I Helped Fact Check the 1619 Project – The Times Ignored Me”, Leslie M. Harris, Professor of History, Northwestern University: https://www.politico.com/news/magazine/2020/03/06/1619-project-new-york-times-mistake-122248
UPDATE TO THE FEDERAL GUIDANCE AND THE 1619 PROJECT . . .
Due to the extensive pushback that was received by the Department of Education regarding The 1619 Project, the U.S. Secretary of Education Miguel Cardona responded by stepping back from the grant requirements. In July of 2021, he wrote in the Department blog that “This (grant) program however, has not, does not and will not dictate or recommend specific curriculum be introduced or taught in classrooms. Those decisions are and will continue to be made at the local level.” Washington Post, July 19, 2021.

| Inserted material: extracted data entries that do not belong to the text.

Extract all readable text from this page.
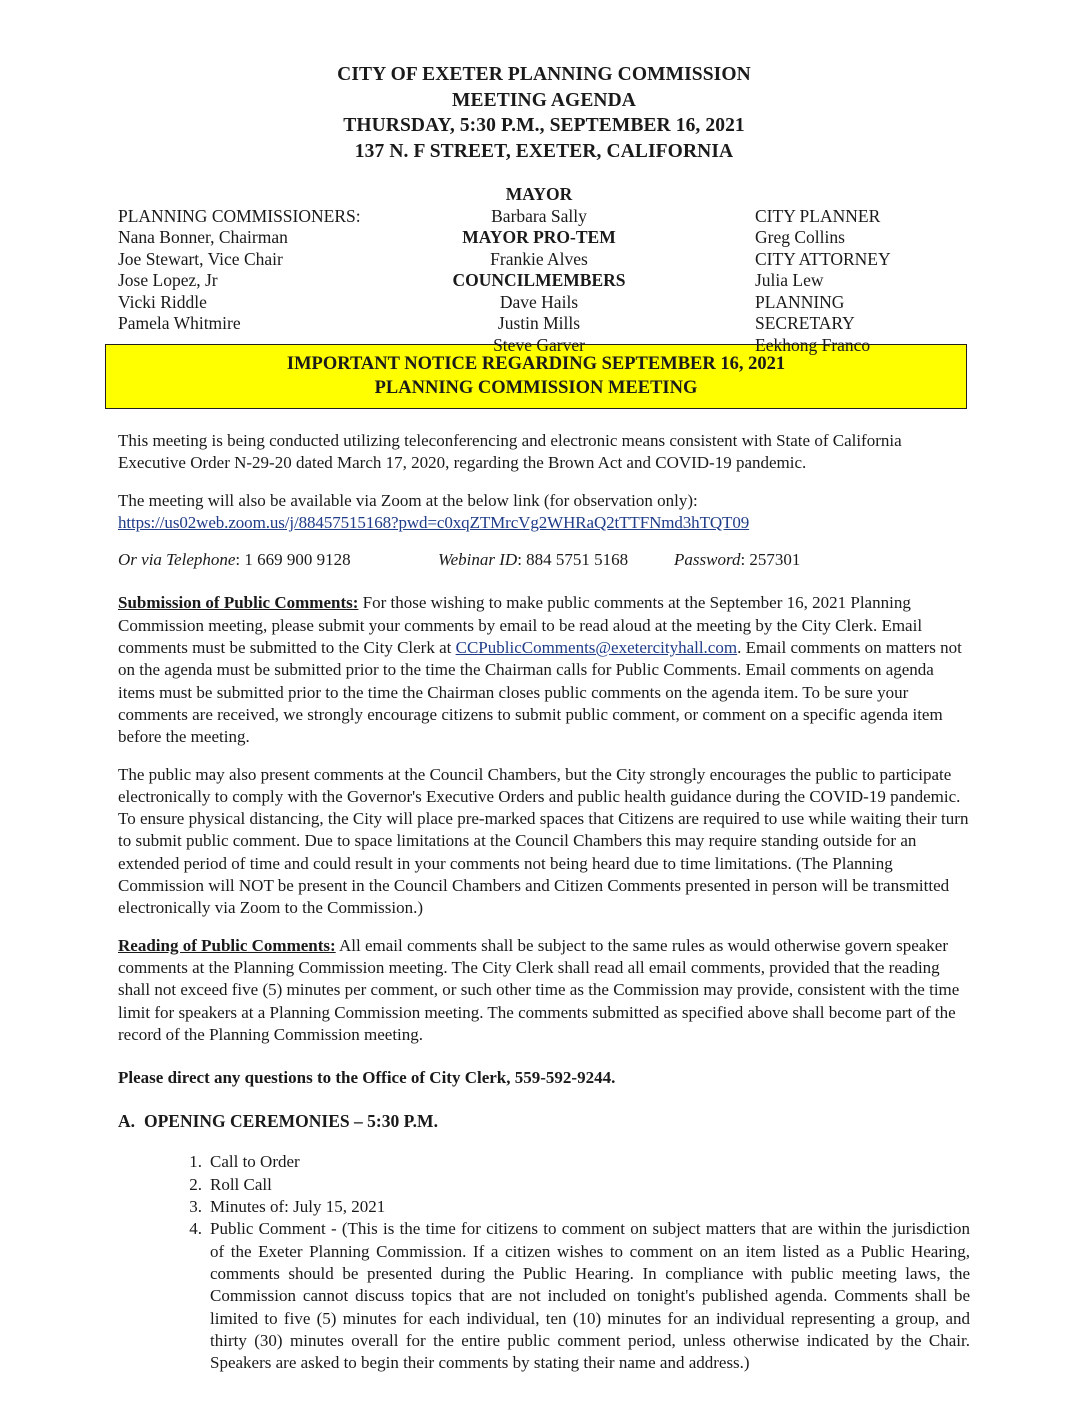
CITY OF EXETER PLANNING COMMISSION
MEETING AGENDA
THURSDAY, 5:30 P.M., SEPTEMBER 16, 2021
137 N. F STREET, EXETER, CALIFORNIA
PLANNING COMMISSIONERS:
Nana Bonner, Chairman
Joe Stewart, Vice Chair
Jose Lopez, Jr
Vicki Riddle
Pamela Whitmire
MAYOR
Barbara Sally
MAYOR PRO-TEM
Frankie Alves
COUNCILMEMBERS
Dave Hails
Justin Mills
Steve Garver
CITY PLANNER
Greg Collins
CITY ATTORNEY
Julia Lew
PLANNING
SECRETARY
Eekhong Franco
IMPORTANT NOTICE REGARDING SEPTEMBER 16, 2021
PLANNING COMMISSION MEETING

This meeting is being conducted utilizing teleconferencing and electronic means consistent with State of California Executive Order N-29-20 dated March 17, 2020, regarding the Brown Act and COVID-19 pandemic.

The meeting will also be available via Zoom at the below link (for observation only):

https://us02web.zoom.us/j/88457515168?pwd=c0xqZTMrcVg2WHRaQ2tTTFNmd3hTQT09

Or via Telephone: 1 669 900 9128	Webinar ID: 884 5751 5168	Password: 257301

Submission of Public Comments: For those wishing to make public comments at the September 16, 2021 Planning Commission meeting, please submit your comments by email to be read aloud at the meeting by the City Clerk. Email comments must be submitted to the City Clerk at CCPublicComments@exetercityhall.com. Email comments on matters not on the agenda must be submitted prior to the time the Chairman calls for Public Comments. Email comments on agenda items must be submitted prior to the time the Chairman closes public comments on the agenda item. To be sure your comments are received, we strongly encourage citizens to submit public comment, or comment on a specific agenda item before the meeting.

The public may also present comments at the Council Chambers, but the City strongly encourages the public to participate electronically to comply with the Governor's Executive Orders and public health guidance during the COVID-19 pandemic. To ensure physical distancing, the City will place pre-marked spaces that Citizens are required to use while waiting their turn to submit public comment. Due to space limitations at the Council Chambers this may require standing outside for an extended period of time and could result in your comments not being heard due to time limitations. (The Planning Commission will NOT be present in the Council Chambers and Citizen Comments presented in person will be transmitted electronically via Zoom to the Commission.)

Reading of Public Comments: All email comments shall be subject to the same rules as would otherwise govern speaker comments at the Planning Commission meeting. The City Clerk shall read all email comments, provided that the reading shall not exceed five (5) minutes per comment, or such other time as the Commission may provide, consistent with the time limit for speakers at a Planning Commission meeting. The comments submitted as specified above shall become part of the record of the Planning Commission meeting.

Please direct any questions to the Office of City Clerk, 559-592-9244.

A. OPENING CEREMONIES – 5:30 P.M.
1. Call to Order
2. Roll Call
3. Minutes of: July 15, 2021
4. Public Comment - (This is the time for citizens to comment on subject matters that are within the jurisdiction of the Exeter Planning Commission. If a citizen wishes to comment on an item listed as a Public Hearing, comments should be presented during the Public Hearing. In compliance with public meeting laws, the Commission cannot discuss topics that are not included on tonight's published agenda. Comments shall be limited to five (5) minutes for each individual, ten (10) minutes for an individual representing a group, and thirty (30) minutes overall for the entire public comment period, unless otherwise indicated by the Chair. Speakers are asked to begin their comments by stating their name and address.)
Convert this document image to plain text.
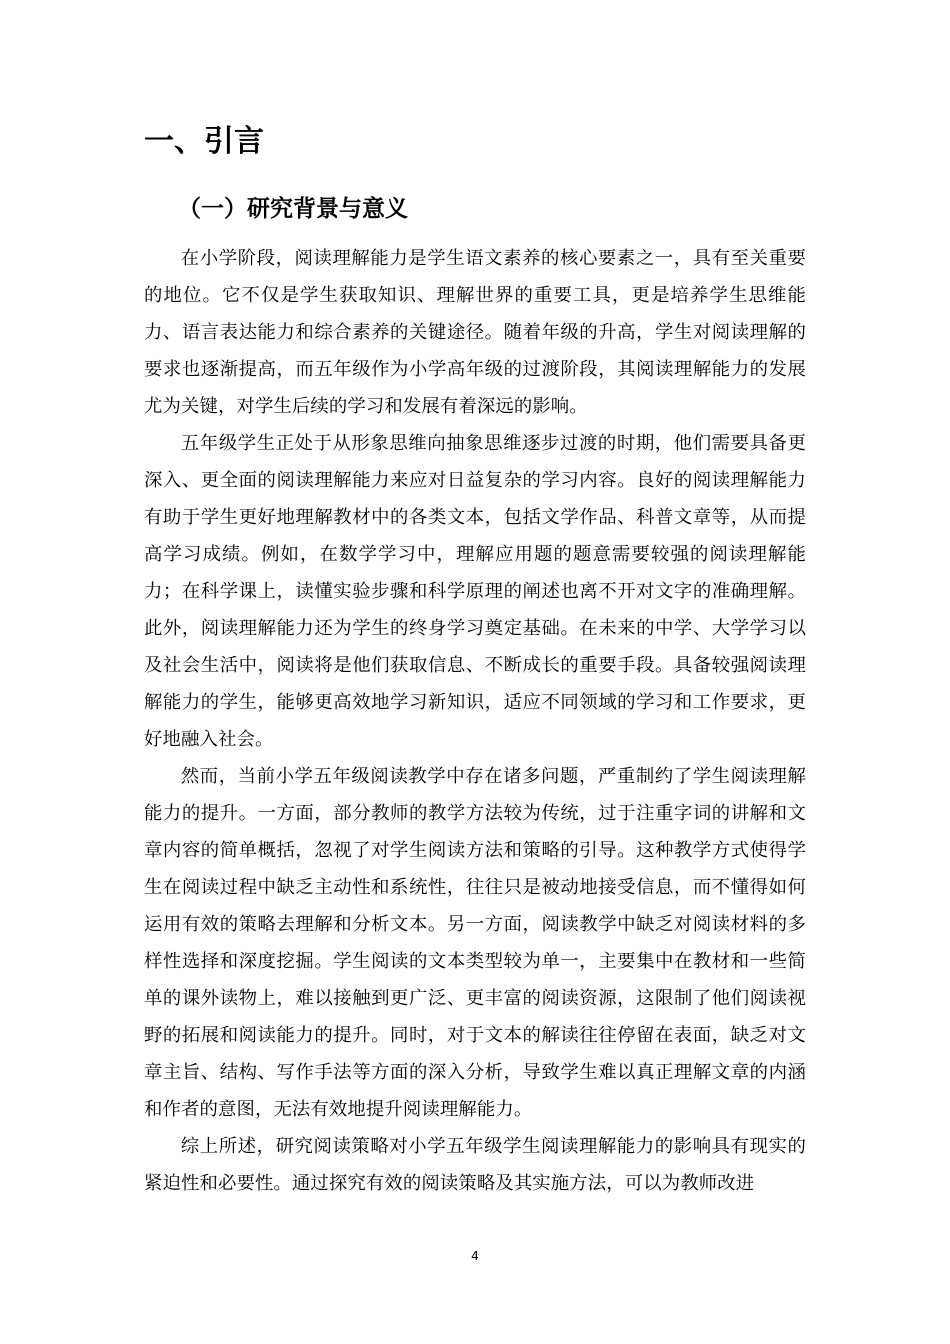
一、引言
（一）研究背景与意义

在小学阶段，阅读理解能力是学生语文素养的核心要素之一，具有至关重要的地位。它不仅是学生获取知识、理解世界的重要工具，更是培养学生思维能力、语言表达能力和综合素养的关键途径。随着年级的升高，学生对阅读理解的要求也逐渐提高，而五年级作为小学高年级的过渡阶段，其阅读理解能力的发展尤为关键，对学生后续的学习和发展有着深远的影响。

五年级学生正处于从形象思维向抽象思维逐步过渡的时期，他们需要具备更深入、更全面的阅读理解能力来应对日益复杂的学习内容。良好的阅读理解能力有助于学生更好地理解教材中的各类文本，包括文学作品、科普文章等，从而提高学习成绩。例如，在数学学习中，理解应用题的题意需要较强的阅读理解能力；在科学课上，读懂实验步骤和科学原理的阐述也离不开对文字的准确理解。此外，阅读理解能力还为学生的终身学习奠定基础。在未来的中学、大学学习以及社会生活中，阅读将是他们获取信息、不断成长的重要手段。具备较强阅读理解能力的学生，能够更高效地学习新知识，适应不同领域的学习和工作要求，更好地融入社会。

然而，当前小学五年级阅读教学中存在诸多问题，严重制约了学生阅读理解能力的提升。一方面，部分教师的教学方法较为传统，过于注重字词的讲解和文章内容的简单概括，忽视了对学生阅读方法和策略的引导。这种教学方式使得学生在阅读过程中缺乏主动性和系统性，往往只是被动地接受信息，而不懂得如何运用有效的策略去理解和分析文本。另一方面，阅读教学中缺乏对阅读材料的多样性选择和深度挖掘。学生阅读的文本类型较为单一，主要集中在教材和一些简单的课外读物上，难以接触到更广泛、更丰富的阅读资源，这限制了他们阅读视野的拓展和阅读能力的提升。同时，对于文本的解读往往停留在表面，缺乏对文章主旨、结构、写作手法等方面的深入分析，导致学生难以真正理解文章的内涵和作者的意图，无法有效地提升阅读理解能力。

综上所述，研究阅读策略对小学五年级学生阅读理解能力的影响具有现实的紧迫性和必要性。通过探究有效的阅读策略及其实施方法，可以为教师改进

4
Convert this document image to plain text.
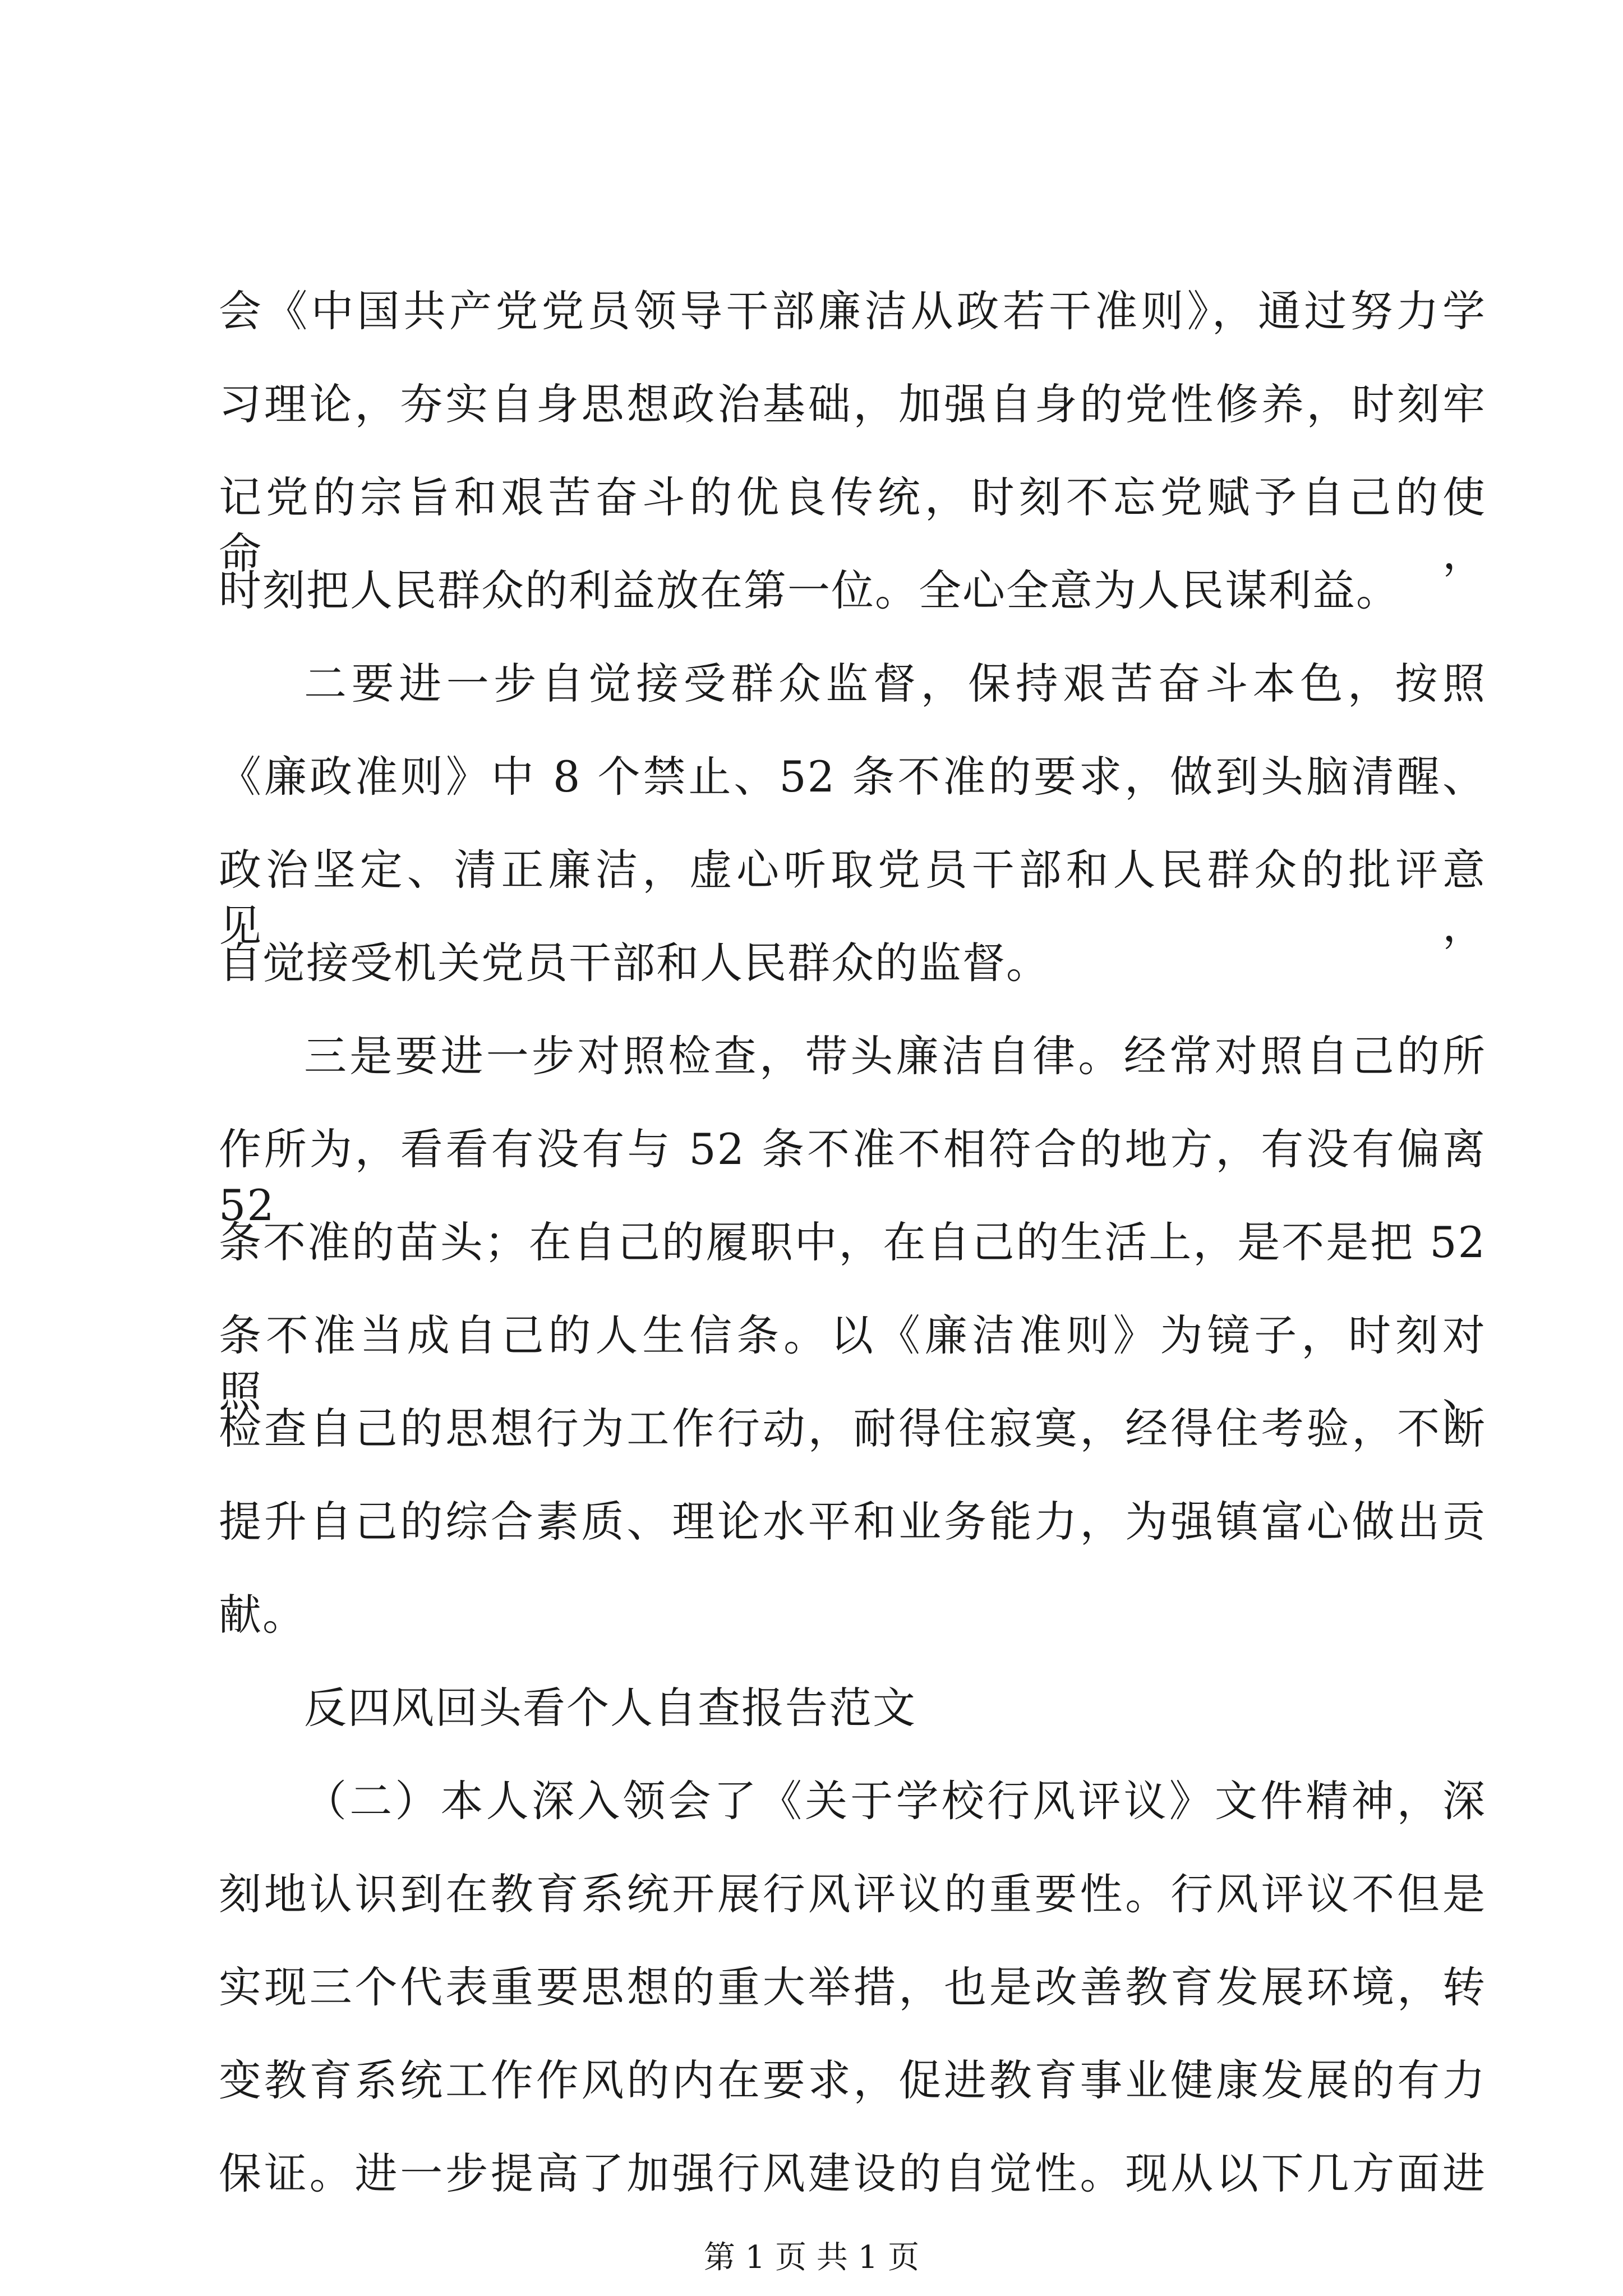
会《中国共产党党员领导干部廉洁从政若干准则》，通过努力学
习理论，夯实自身思想政治基础，加强自身的党性修养，时刻牢
记党的宗旨和艰苦奋斗的优良传统，时刻不忘党赋予自己的使命，
时刻把人民群众的利益放在第一位。全心全意为人民谋利益。
二要进一步自觉接受群众监督，保持艰苦奋斗本色，按照
《廉政准则》中 8 个禁止、52 条不准的要求，做到头脑清醒、
政治坚定、清正廉洁，虚心听取党员干部和人民群众的批评意见，
自觉接受机关党员干部和人民群众的监督。
三是要进一步对照检查，带头廉洁自律。经常对照自己的所
作所为，看看有没有与 52 条不准不相符合的地方，有没有偏离 52
条不准的苗头；在自己的履职中，在自己的生活上，是不是把 52
条不准当成自己的人生信条。以《廉洁准则》为镜子，时刻对照、
检查自己的思想行为工作行动，耐得住寂寞，经得住考验，不断
提升自己的综合素质、理论水平和业务能力，为强镇富心做出贡
献。
反四风回头看个人自查报告范文
（二）本人深入领会了《关于学校行风评议》文件精神，深
刻地认识到在教育系统开展行风评议的重要性。行风评议不但是
实现三个代表重要思想的重大举措，也是改善教育发展环境，转
变教育系统工作作风的内在要求，促进教育事业健康发展的有力
保证。进一步提高了加强行风建设的自觉性。现从以下几方面进
第 1 页 共 1 页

Thank you Secretary Cardona for the reminder to monitor what is happening at the local level. This is more relevant in some states than others. For example – consider Illinois. Governor Pritzker signed the legislation on March 8, 2021 creating the Inclusive American History Commission. Governor Pritzker also appointed Dr. Carmen Ayala as the Illinois Superintendent of Education. Dr. Ayala appoints 18 of the 22 member Commission. The legislation forming the new Commission includes no requirement for viewpoint diversity among the members of the Commission. How will your local school board deal with this questionable Commission diversity if they decide to “reframe” American History?
AMERICAN HISTORICAL ASSOCIATION QUESTIONS THE 1619 PROJECT
The AHA published a column on August 17, 2022 written by AHA president, Mr. James Sweet of the University of Wisconsin. He suggested that the 1619 Project is an example of “Presentism”. He offered that presentism is “neutralizing the expertise that separates historians from those in other disciplines. The allure of political relevance, facilitated by social and other media, encourages a predictable sameness of the present in the past. This sameness is ahistorical, a proposition that might be acceptable if it produced positive political results. But it doesn’t.”
Mr. Sweet then offered several examples, including the 1619 Project of which he said “As journalism the project is powerful and effective, but is it history?”
That did it. He was promptly and thoroughly ravaged by numerous colleagues and was denounced for being white, male and out of step.
Mr. Sweet promptly and obediently apologized.